Justiça acolhe recurso do governo federal por direito de comemorar o golpe militar de 1964

Publicado originalmente em 17/03/2021 - 20:42

Deputada Natália Bonavides entrou com ação após o ministério da Defesa publicar nota que celebrava a ditadura

O Tribunal Regional Federal da 5ª Região (TRF-5) derrubou uma decisão que impedia o governo federal de celebrar o golpe militar de 1964. Por quatro votos a um, os desembargadores da Terceira Turma cassaram a liminar que havia determinado a retirada de uma nota publicada no site do Ministério da Defesa comemorando a data e vetado qualquer iniciativa semelhante “em rádio, televisão, internet ou qualquer meio de comunicação escrita e/ou falada”.

A decisão em primeira instância havia sido tomada em abril do ano passado, mas o governo federal recorreu e, nesta quarta-feira, o colegiado acolheu os argumentos da Advocacia-Geral da Uniçao (AGU).

Segundo o relator do caso, desembargador federal Rogério Fialho Moreira, “a Ordem do Dia (a nota), na forma como formulada, não ofende os postulados do Estado Democrático de Direito nem os valores constitucionais da separação dos Poderes ou da liberdade, de modo a ensejar a interferência do Judiciário em sede de ação popular”.
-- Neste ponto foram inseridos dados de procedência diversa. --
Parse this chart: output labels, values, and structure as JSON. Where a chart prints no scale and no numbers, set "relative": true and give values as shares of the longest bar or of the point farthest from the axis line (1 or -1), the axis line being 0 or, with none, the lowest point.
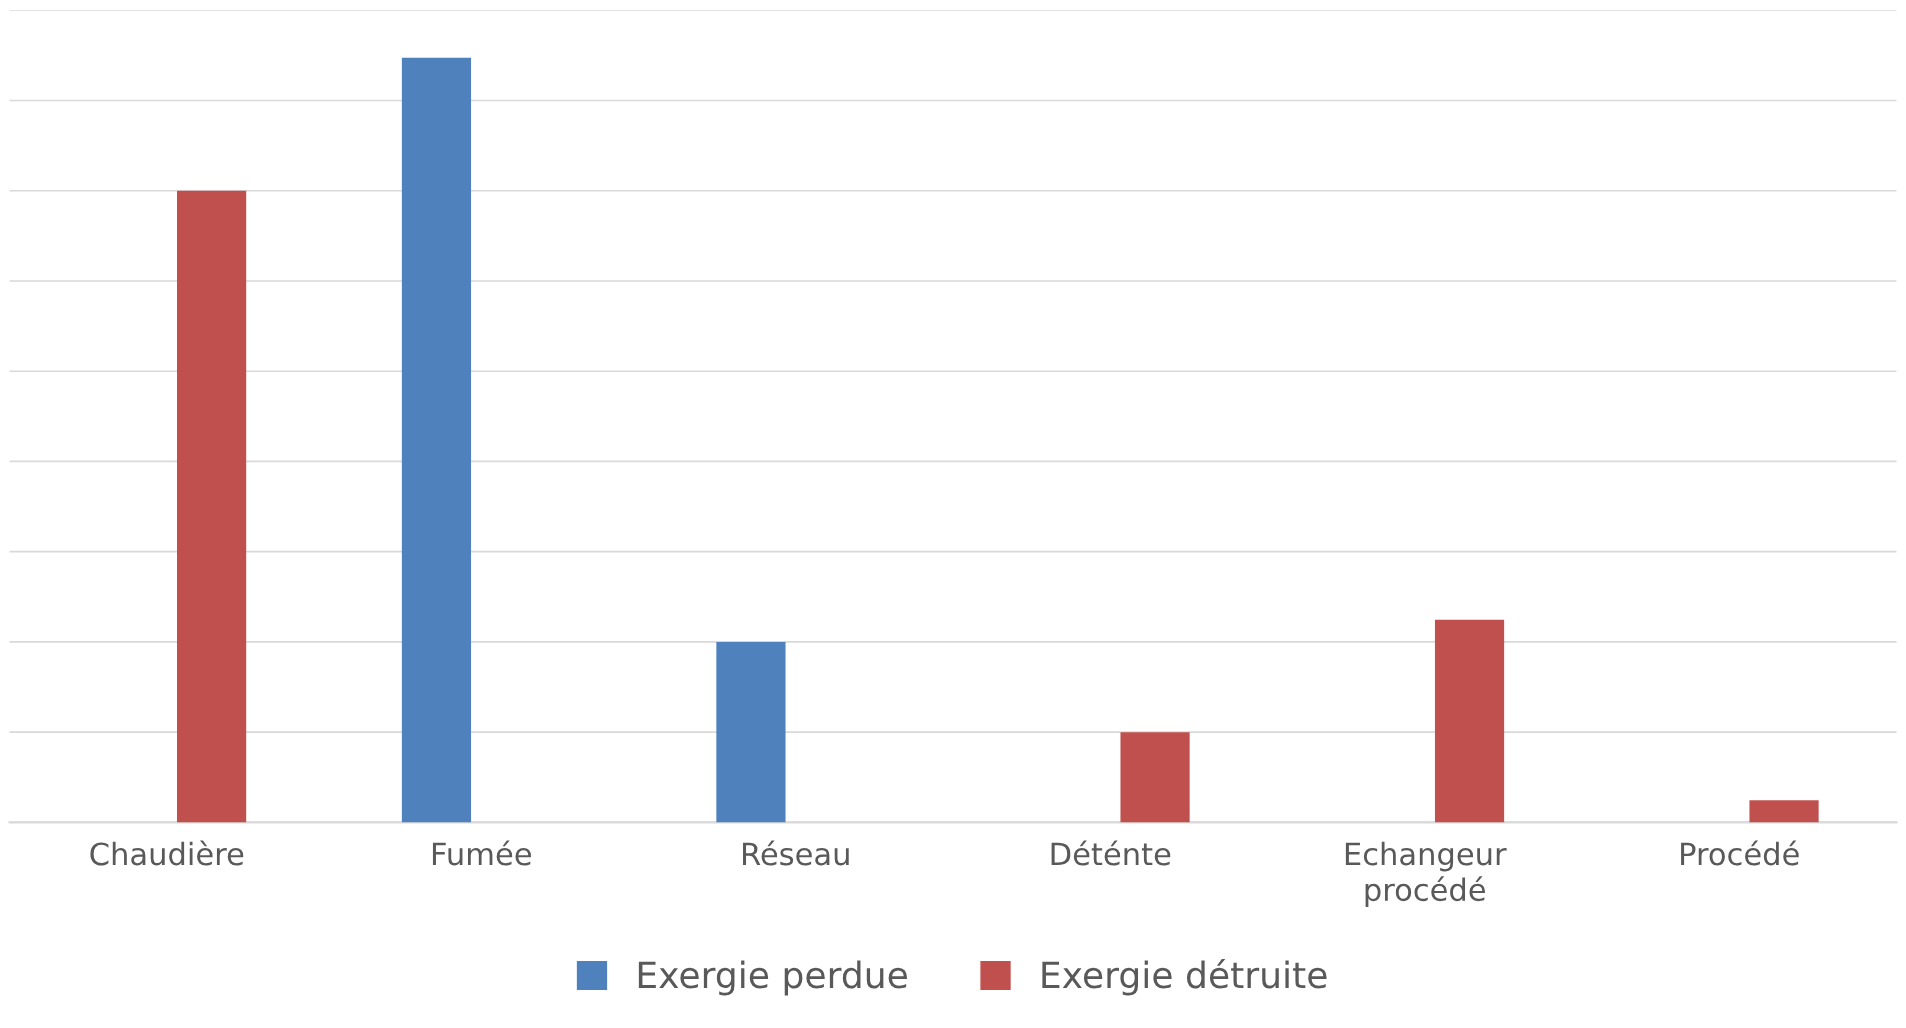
{
  "chart_data": {
    "type": "bar",
    "relative": true,
    "categories": [
      "Chaudière",
      "Fumée",
      "Réseau",
      "Déténte",
      "Echangeur\nprocédé",
      "Procédé"
    ],
    "series": [
      {
        "name": "Exergie perdue",
        "color": "#4f81bd",
        "values": [
          null,
          1,
          0.236,
          null,
          null,
          null
        ]
      },
      {
        "name": "Exergie détruite",
        "color": "#c0504d",
        "values": [
          0.826,
          null,
          null,
          0.118,
          0.265,
          0.029
        ]
      }
    ],
    "grid": "y",
    "legend": "bottom"
  }
}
A nota do dia 31 de março de 2020, assinada pelo ministro da Defesa, general Fernando Azevedo e Silva, e pelos três chefes das Forças Armadas, classificava o golpe que deu início ao regime militar como um “marco da democracia brasileira” e diz que “o Brasil reagiu com determinação às ameaças que se formavam àquela época”.

“Aquele foi um período em que o Brasil estava pronto para transformar em prosperidade o seu potencial de riquezas. Faltava a inspiração e um sentido de futuro. Esse caminho foi indicado. Os brasileiros escolheram. Entregaram-se à construção do seu País e passaram a aproveitar as oportunidades que eles mesmos criavam. O Brasil cresceu até alcançar a posição de oitava economia do mundo.”, exaltava a publicação.
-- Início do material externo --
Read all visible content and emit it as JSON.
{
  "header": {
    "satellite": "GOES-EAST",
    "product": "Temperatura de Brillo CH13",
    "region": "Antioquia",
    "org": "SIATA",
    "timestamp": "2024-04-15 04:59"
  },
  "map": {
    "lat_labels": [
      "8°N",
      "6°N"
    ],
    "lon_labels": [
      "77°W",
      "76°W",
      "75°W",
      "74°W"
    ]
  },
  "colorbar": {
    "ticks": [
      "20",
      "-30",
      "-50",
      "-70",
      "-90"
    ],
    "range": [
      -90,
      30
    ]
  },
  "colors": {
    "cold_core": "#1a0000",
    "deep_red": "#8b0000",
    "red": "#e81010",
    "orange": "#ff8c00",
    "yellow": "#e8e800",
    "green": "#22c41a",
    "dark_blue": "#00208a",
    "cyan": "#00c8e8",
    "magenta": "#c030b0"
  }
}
Após a manifestação do Ministério da Defesa, a deputada federal Natália Bonavides (PT-RN)  ingressou com uma ação popular com o argumento de que o uso do aparato público para tentar legitimar o golpe vai contra a Constituição Federal de 1988 e o estado democrático de direito.

O pedido foi aceito pela juíza federal Moniky Mayara Costa Fonseca da 5ª Vara Federal do Rio Grande do Norte, que determinou a retirada da publicação do site do ministério e expandiu o entendimento do mérito, proibindo a União de postar qualquer anúncio comemorativo relativo ao golpe em rádio e televisão, internet ou qualquer meio de comunicação escrita e/ou falada. Segundo ela, o texto do ministério foi “nitidamente incompatível com os valores democráticos insertos na Constituição de 1988”.

A União alegou que a publicação não causou lesão ao patrimônio, que uma Ação Popular não era o instrumento jurídico correto e defendeu o direito de o governo promover ações para comemorar a data.

“Querer que não haja a efeméride para o dia 31 de março de 1964, representa impor somente um tipo de projeto para a sociedade brasileira, sem possibilitar a discussão das visões dos fatos do passado – ainda que para a sua refutação”, defendeu a AGU.

Para a deputada Natália Bonavides, a decisão do TRF-5 é “inadmissível” e “incompatível com os parâmetros constitucionais”. Segundo a parlamentar, a reversão da decisão em primeira instância torna o caso mais grave, já que ela proibia expressamente outras manifestações pró-ditadura.

— A Constituição reconhece a ditadura e é uma tese jurídica pacífica o fato de que a liberdade de expressão não protege discursos violadores de direitos humanos. Essa decisão dá aval para o Estado usar o aparato institucional e recursos públicos para exaltar um regime que matou, estuprou e torturou. Daqui a poucos dias chega o aniversário do golpe e vamos ver, mais uma vez, o governo comemorar um regime que cometeu crimes contra o seu povo — lamentou.

A deputada potiguar afirmou que aguarda a publicação do acórdão para ingressar com um recurso no Supremo Tribunal Federal (STF). A parlamentar também declarou que vai notificar a Corte Interamericana de Direitos Humanos sobre o ato do governo federal.